As ICT professionals, we seem collectively convinced and are assumptive that the innovation of digital technology – of which we are all a part in helping to deliver – is not only enhancing and changing lives globally, but is also driving massive economic growth as part of what some have coined the ‘third industrial revolution.’ And why not? It would seem obvious for this to be the case particularly given so many of the services – Google, Amazon, Uber, etc. – that enable these innovations are pervasive, free and easily accessible with just an internet connection.

A sobering counterbalance to this belief, however, is that despite all of this promise of the golden digital age, we have yet to effect anywhere near the same economic growth or impact as that delivered by the Second Industrial Revolution that started in the early 20th century – known as the “Technological Revolution”– in which we began to see the advent of technologies like the combustion engine, computing, phones, jet air travel, etc. Obviously, it is still relatively early days in the Digital Revolution, but despite the arrival of the internet, Moore’s law for computing, smart phones, broadband access, e-commerce and more, total ICT spend amounted to only 7% of the U.S. economy in 2014. Whilst GDP is obviously not the only measure of impact nor is it an absolute proxy for the broader effect of ICT on global economic productivity, that level of growth is a sobering statistic nonetheless.

Gary Smith Image and quote

 

The context for this perspective is eloquently presented by Professor Robert J.Gordon in The Rise and Fall of American Growth, which provides many illuminating examples and economic quantifications as to why growth rates are slowing. These headwinds include poor education, increasing inequality, an aging population and rising debt levels … all despite seemingly massive “game changing” innovations in ICT. Whilst many of the headwinds he describes are specific to the U.S., as the largest and most prosperous nation in the world and with the highest innovation and adoption of ICT, it is a salutary global warning that the innovations of the digital age are potentially not enough to even sustain – much less advance – the unprecedented era of progress that stemmed from the fundamental inventions of the previous industrial revolution.

The offset to this perspective is that the confluence of big data analytics and artificial intelligence, coupled with mobile cloud connectivity on a global basis, truly has the potential to help address inequality and improve productivity by facilitating instant access to relevant knowledge. In industrialized nations, we are already seeing this enable disruptive and innovative business models in healthcare, education, transportation, agriculture and other critical industries.

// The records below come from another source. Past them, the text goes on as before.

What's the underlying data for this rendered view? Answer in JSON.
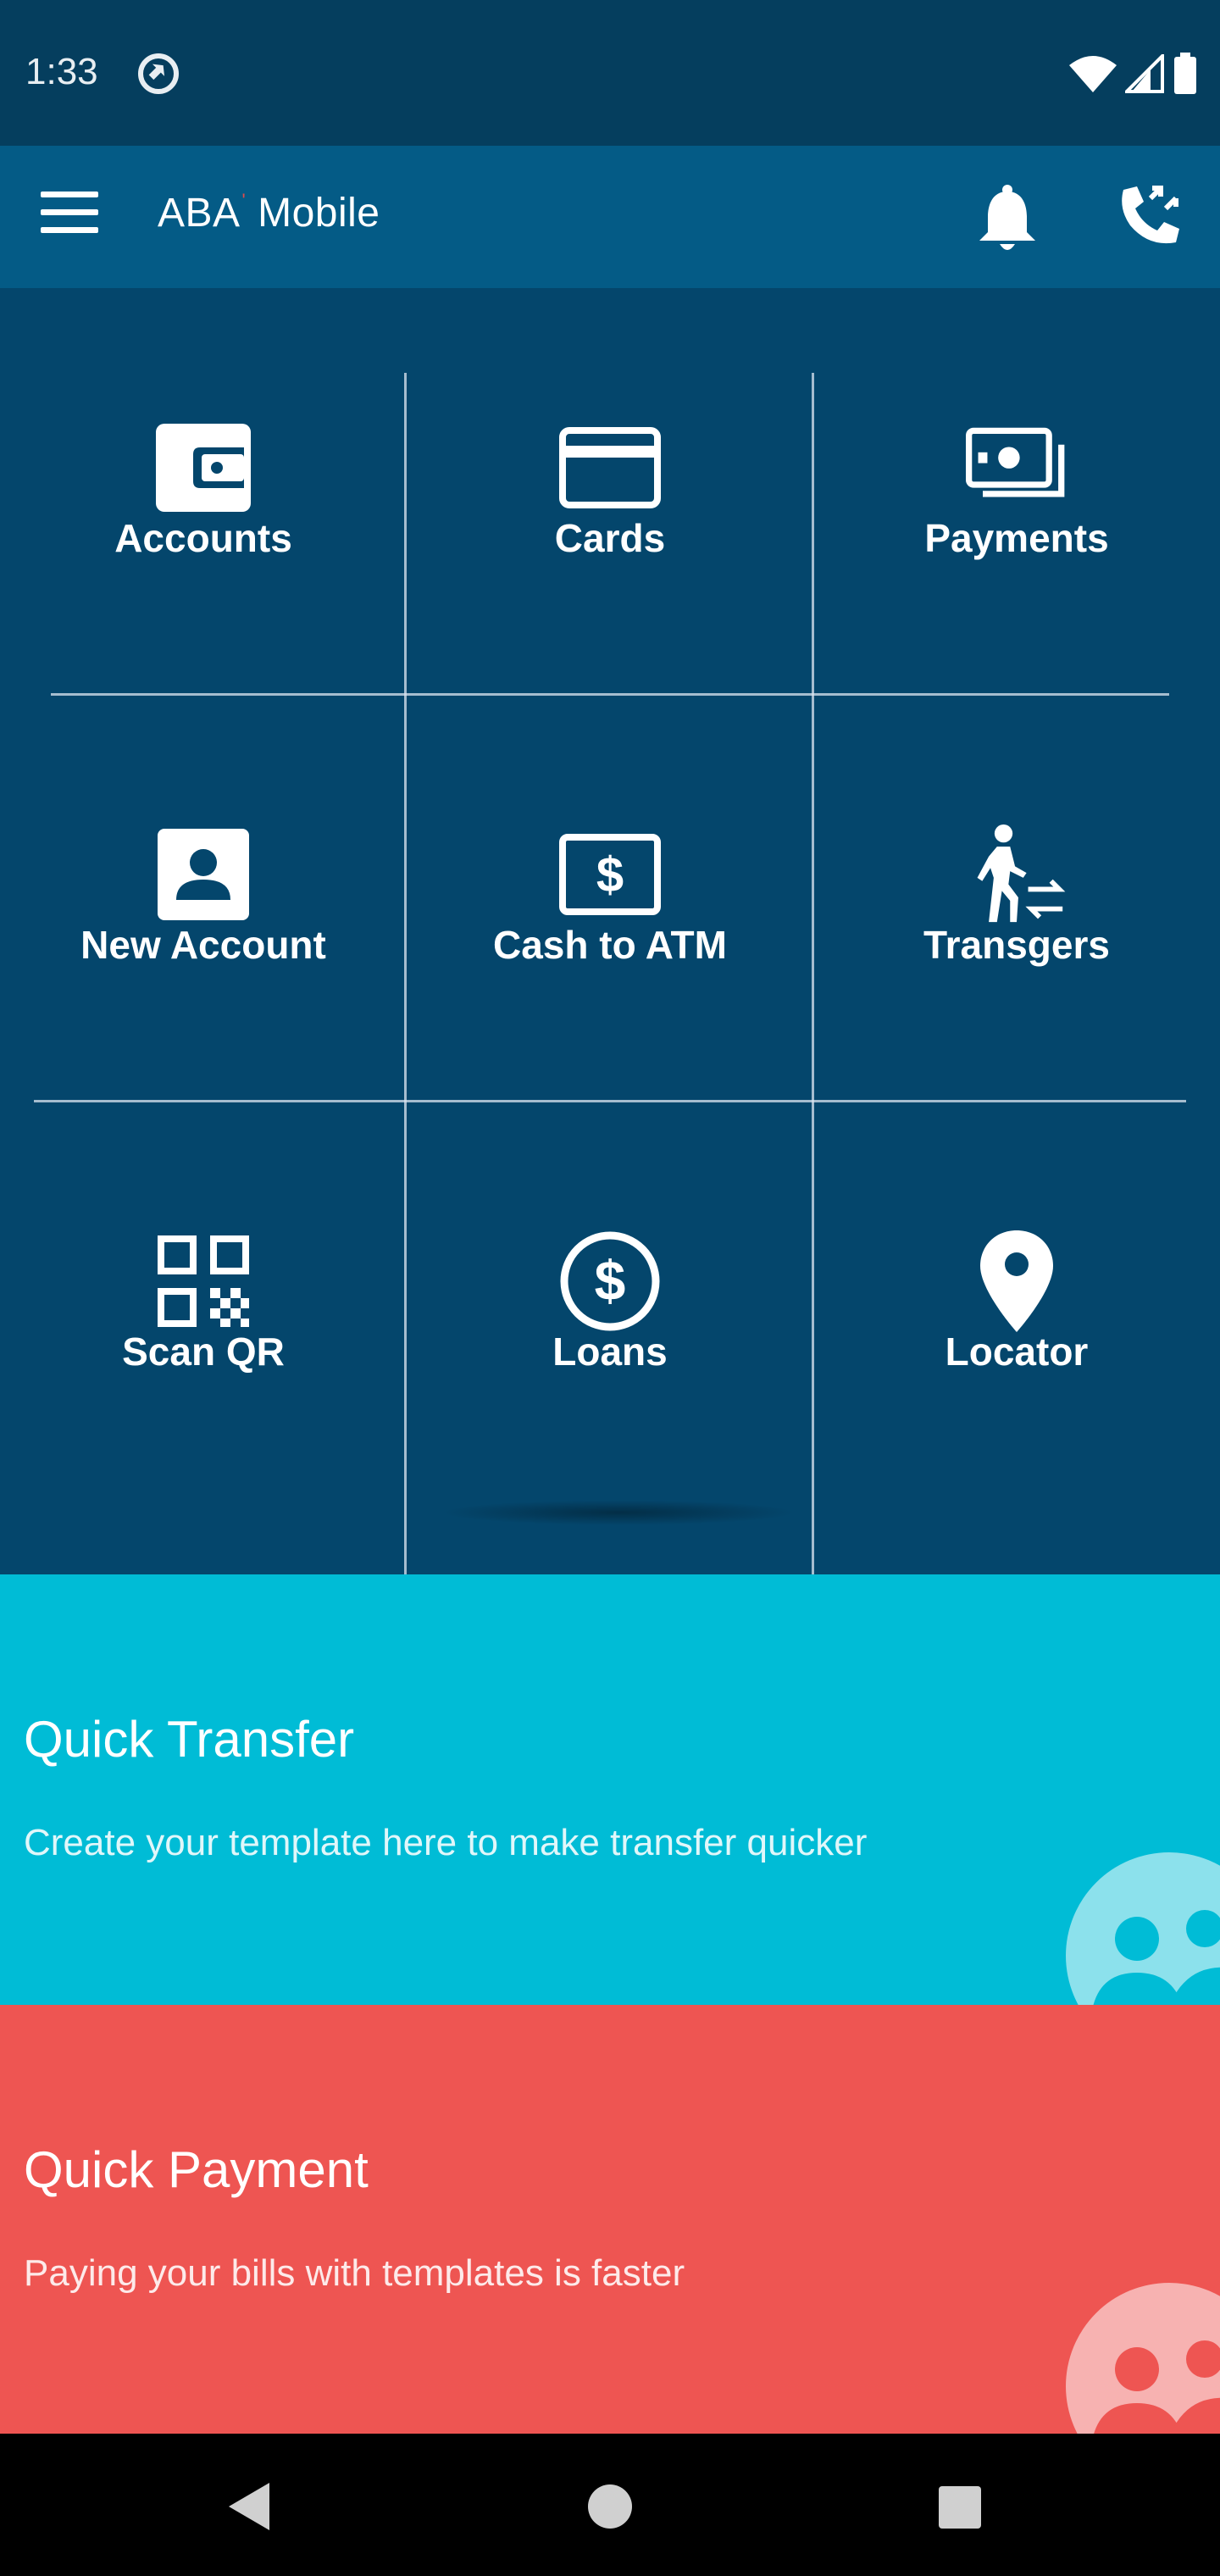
{
  "status_bar": {
    "time": "1:33",
    "icons": [
      "sync-icon",
      "wifi-icon",
      "signal-icon",
      "battery-icon"
    ]
  },
  "app_bar": {
    "title": "ABA",
    "title_mark": "'",
    "title_suffix": "Mobile",
    "icons": [
      "menu-icon",
      "bell-icon",
      "phone-call-icon"
    ]
  },
  "grid": {
    "tiles": [
      {
        "label": "Accounts",
        "icon": "wallet-icon"
      },
      {
        "label": "Cards",
        "icon": "credit-card-icon"
      },
      {
        "label": "Payments",
        "icon": "cash-stack-icon"
      },
      {
        "label": "New Account",
        "icon": "contact-card-icon"
      },
      {
        "label": "Cash to ATM",
        "icon": "dollar-bill-icon"
      },
      {
        "label": "Transgers",
        "icon": "walking-transfer-icon"
      },
      {
        "label": "Scan QR",
        "icon": "qr-code-icon"
      },
      {
        "label": "Loans",
        "icon": "dollar-circle-icon"
      },
      {
        "label": "Locator",
        "icon": "map-pin-icon"
      }
    ]
  },
  "cards": {
    "transfer": {
      "title": "Quick Transfer",
      "description": "Create your template here to make transfer quicker",
      "color": "#00bcd6",
      "icon": "people-icon"
    },
    "payment": {
      "title": "Quick Payment",
      "description": "Paying your bills with templates is faster",
      "color": "#ee5552",
      "icon": "people-icon"
    }
  },
  "nav_bar": {
    "icons": [
      "back-icon",
      "home-icon",
      "recents-icon"
    ]
  },
  "colors": {
    "status_bar": "#053e5e",
    "app_bar": "#045b86",
    "grid_bg": "#04466c"
  }
}
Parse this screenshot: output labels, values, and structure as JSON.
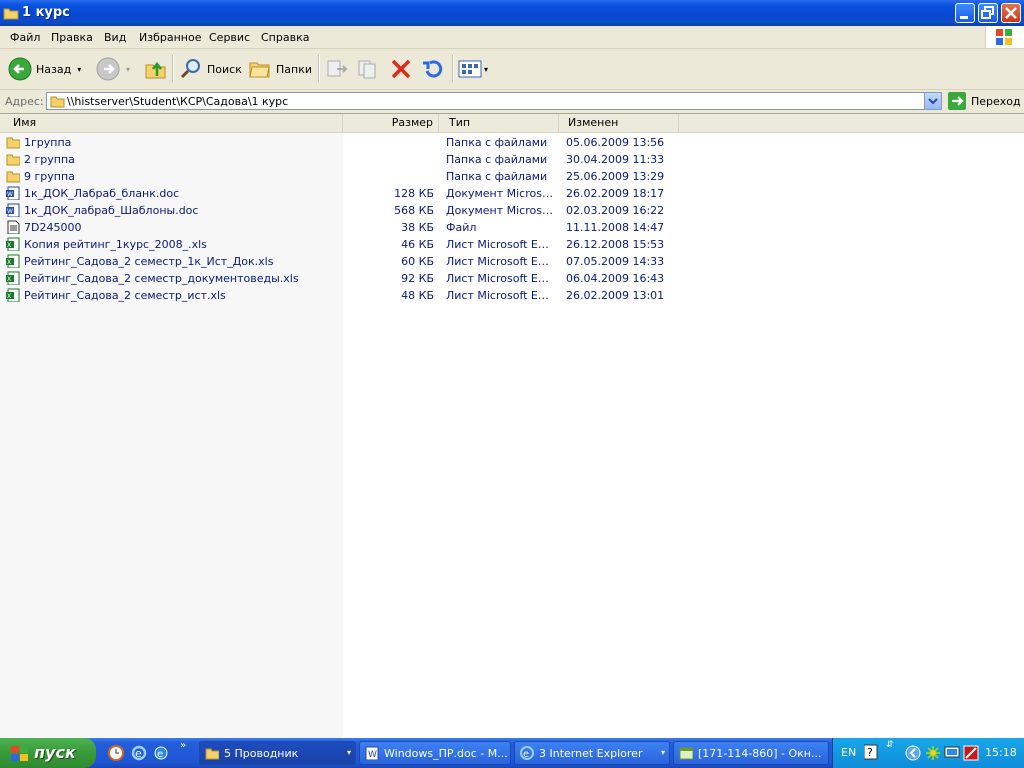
{
  "window": {
    "title": "1 курс"
  },
  "menu": {
    "items": [
      "Файл",
      "Правка",
      "Вид",
      "Избранное",
      "Сервис",
      "Справка"
    ]
  },
  "toolbar": {
    "back_label": "Назад",
    "search_label": "Поиск",
    "folders_label": "Папки"
  },
  "address": {
    "label": "Адрес:",
    "value": "\\\\histserver\\Student\\КСР\\Садова\\1 курс",
    "go_label": "Переход"
  },
  "list": {
    "columns": {
      "name": "Имя",
      "size": "Размер",
      "type": "Тип",
      "modified": "Изменен"
    },
    "rows": [
      {
        "icon": "folder-icon",
        "name": "1группа",
        "size": "",
        "type": "Папка с файлами",
        "modified": "05.06.2009 13:56"
      },
      {
        "icon": "folder-icon",
        "name": "2 группа",
        "size": "",
        "type": "Папка с файлами",
        "modified": "30.04.2009 11:33"
      },
      {
        "icon": "folder-icon",
        "name": "9 группа",
        "size": "",
        "type": "Папка с файлами",
        "modified": "25.06.2009 13:29"
      },
      {
        "icon": "word-doc-icon",
        "name": "1к_ДОК_Лабраб_бланк.doc",
        "size": "128 КБ",
        "type": "Документ Microsof...",
        "modified": "26.02.2009 18:17"
      },
      {
        "icon": "word-doc-icon",
        "name": "1к_ДОК_лабраб_Шаблоны.doc",
        "size": "568 КБ",
        "type": "Документ Microsof...",
        "modified": "02.03.2009 16:22"
      },
      {
        "icon": "file-icon",
        "name": "7D245000",
        "size": "38 КБ",
        "type": "Файл",
        "modified": "11.11.2008 14:47"
      },
      {
        "icon": "excel-icon",
        "name": "Копия рейтинг_1курс_2008_.xls",
        "size": "46 КБ",
        "type": "Лист Microsoft Excel",
        "modified": "26.12.2008 15:53"
      },
      {
        "icon": "excel-icon",
        "name": "Рейтинг_Садова_2 семестр_1к_Ист_Док.xls",
        "size": "60 КБ",
        "type": "Лист Microsoft Excel",
        "modified": "07.05.2009 14:33"
      },
      {
        "icon": "excel-icon",
        "name": "Рейтинг_Садова_2 семестр_документоведы.xls",
        "size": "92 КБ",
        "type": "Лист Microsoft Excel",
        "modified": "06.04.2009 16:43"
      },
      {
        "icon": "excel-icon",
        "name": "Рейтинг_Садова_2 семестр_ист.xls",
        "size": "48 КБ",
        "type": "Лист Microsoft Excel",
        "modified": "26.02.2009 13:01"
      }
    ]
  },
  "taskbar": {
    "start_label": "пуск",
    "tasks": [
      {
        "label": "5 Проводник",
        "active": true
      },
      {
        "label": "Windows_ПР.doc - M...",
        "active": false
      },
      {
        "label": "3 Internet Explorer",
        "active": false
      },
      {
        "label": "[171-114-860] - Окн...",
        "active": false
      }
    ],
    "language": "EN",
    "clock": "15:18"
  },
  "colors": {
    "title_bar": "#0a55e0",
    "list_text": "#0a1a7a",
    "taskbar": "#245edb",
    "start_button": "#3c9e3c"
  }
}
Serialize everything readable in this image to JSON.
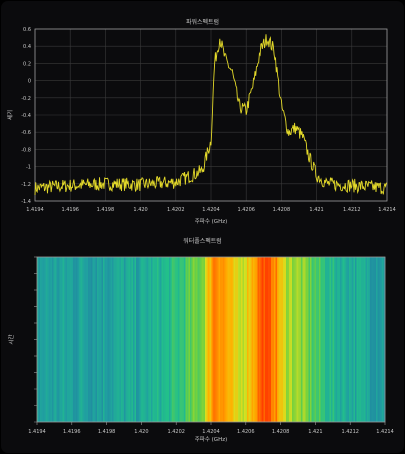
{
  "colors": {
    "background": "#0b0b0d",
    "grid": "#3a3a3a",
    "axis": "#9a9a9a",
    "text": "#c8c8c8",
    "trace": "#e3d92a",
    "colormap": [
      "#1f6fa0",
      "#20a0a0",
      "#22c08a",
      "#6ed040",
      "#d7e020",
      "#ffb000",
      "#ff6a00",
      "#ff3a00"
    ]
  },
  "top_panel": {
    "title": "파워스펙트럼"
  },
  "bottom_panel": {
    "title": "워터폴스펙트럼"
  },
  "chart_data": [
    {
      "type": "line",
      "title": "파워스펙트럼",
      "xlabel": "주파수 (GHz)",
      "ylabel": "세기",
      "xlim": [
        1.4194,
        1.4214
      ],
      "ylim": [
        -1.4,
        0.6
      ],
      "x_ticks": [
        "1.4194",
        "1.4196",
        "1.4198",
        "1.420",
        "1.4202",
        "1.4204",
        "1.4206",
        "1.4208",
        "1.421",
        "1.4212",
        "1.4214"
      ],
      "y_ticks": [
        "0.6",
        "0.4",
        "0.2",
        "0",
        "-0.2",
        "-0.4",
        "-0.6",
        "-0.8",
        "-1",
        "-1.2",
        "-1.4"
      ],
      "grid": true,
      "series": [
        {
          "color": "#e3d92a",
          "x": [
            1.4194,
            1.4196,
            1.4198,
            1.42,
            1.4202,
            1.42035,
            1.4204,
            1.42042,
            1.42045,
            1.42048,
            1.42052,
            1.42056,
            1.4206,
            1.42064,
            1.42068,
            1.42072,
            1.42076,
            1.4208,
            1.42084,
            1.42088,
            1.42092,
            1.42096,
            1.421,
            1.42106,
            1.4212,
            1.4214
          ],
          "y": [
            -1.25,
            -1.22,
            -1.2,
            -1.21,
            -1.18,
            -1.05,
            -0.7,
            0.2,
            0.5,
            0.25,
            0.1,
            -0.3,
            -0.35,
            -0.05,
            0.35,
            0.5,
            0.35,
            -0.3,
            -0.6,
            -0.55,
            -0.65,
            -0.9,
            -1.1,
            -1.2,
            -1.22,
            -1.25
          ]
        }
      ]
    },
    {
      "type": "heatmap",
      "title": "워터폴스펙트럼",
      "xlabel": "주파수 (GHz)",
      "ylabel": "시간",
      "xlim": [
        1.4194,
        1.4214
      ],
      "x_ticks": [
        "1.4194",
        "1.4196",
        "1.4198",
        "1.420",
        "1.4202",
        "1.4204",
        "1.4206",
        "1.4208",
        "1.421",
        "1.4212",
        "1.4214"
      ],
      "intensity_profile": {
        "x": [
          1.4194,
          1.42,
          1.4202,
          1.42035,
          1.42042,
          1.42048,
          1.42056,
          1.42064,
          1.4207,
          1.42076,
          1.42082,
          1.4209,
          1.421,
          1.4211,
          1.4214
        ],
        "level": [
          0.15,
          0.18,
          0.28,
          0.45,
          0.85,
          0.75,
          0.52,
          0.72,
          0.95,
          0.85,
          0.55,
          0.48,
          0.36,
          0.24,
          0.15
        ]
      }
    }
  ]
}
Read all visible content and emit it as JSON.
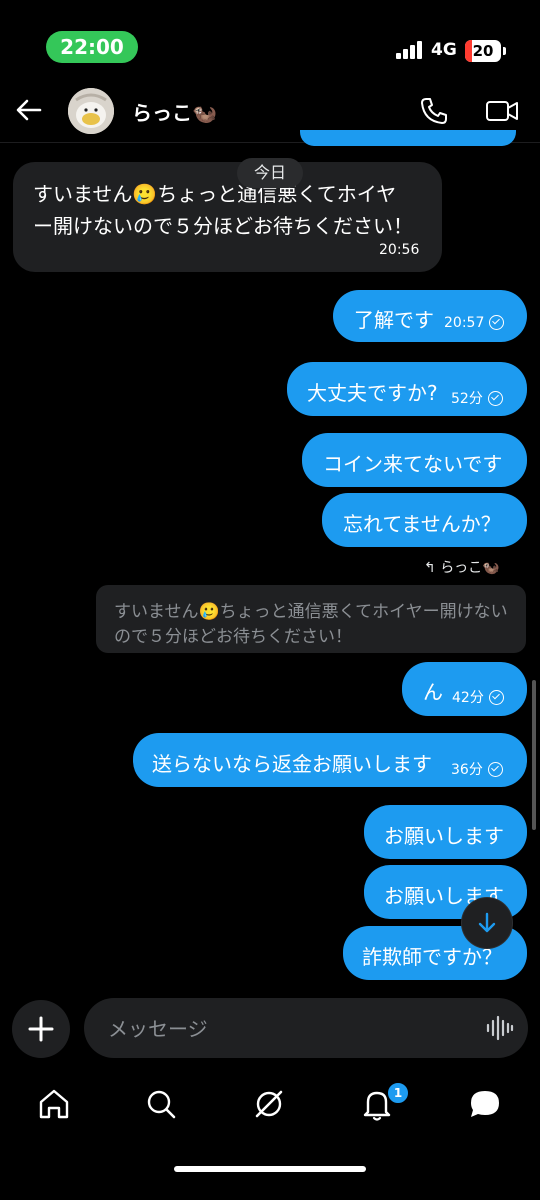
{
  "status_bar": {
    "time": "22:00",
    "network": "4G",
    "battery": "20",
    "battery_level": 0.2
  },
  "header": {
    "contact_name": "らっこ🦦",
    "back_icon": "arrow-left-icon",
    "call_icon": "phone-icon",
    "video_icon": "video-camera-icon"
  },
  "date_separator": "今日",
  "messages": [
    {
      "dir": "in",
      "lines": [
        "すいません🥲ちょっと通信悪くてホイヤ",
        "ー開けないので５分ほどお待ちください！"
      ],
      "time": "20:56"
    },
    {
      "dir": "out",
      "text": "了解です",
      "time": "20:57",
      "read": true
    },
    {
      "dir": "out",
      "text": "大丈夫ですか?",
      "time": "52分",
      "read": true
    },
    {
      "dir": "out",
      "text": "コイン来てないです"
    },
    {
      "dir": "out",
      "text": "忘れてませんか？"
    },
    {
      "dir": "out",
      "text": "ん",
      "time": "42分",
      "read": true
    },
    {
      "dir": "out",
      "text": "送らないなら返金お願いします",
      "time": "36分",
      "read": true
    },
    {
      "dir": "out",
      "text": "お願いします"
    },
    {
      "dir": "out",
      "text": "お願いします"
    },
    {
      "dir": "out",
      "text": "詐欺師ですか？"
    }
  ],
  "reply": {
    "context": "らっこ🦦",
    "quote_lines": [
      "すいません🥲ちょっと通信悪くてホイヤー開けない",
      "ので５分ほどお待ちください！"
    ]
  },
  "composer": {
    "placeholder": "メッセージ"
  },
  "nav": {
    "items": [
      "home-icon",
      "search-icon",
      "grok-icon",
      "bell-icon",
      "messages-icon"
    ],
    "notification_count": "1"
  },
  "colors": {
    "bubble_out": "#1d9bf0",
    "bubble_in": "#1f2022",
    "background": "#000000",
    "status_time_bg": "#34c759"
  }
}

So, it’s clear that as the Digital Revolution continues to propagate and progress – specifically as network access improves across the developing world – it offers the promise of fundamentally improving the quality of life for billions of people and actually delivering real productivity and global economic growth.  

Whilst a Digital Revolution cannot address all of the inhibitors of global prosperity and economic growth, we need to accept that we are still very early in understanding and truly harnessing the power of the Internet – especially when combined with the relatively recent virtualization of compute, storage and connectivity functions.

The pivotal issue now seems to be one of ensuring access and global connectivity … it’s now all about the network!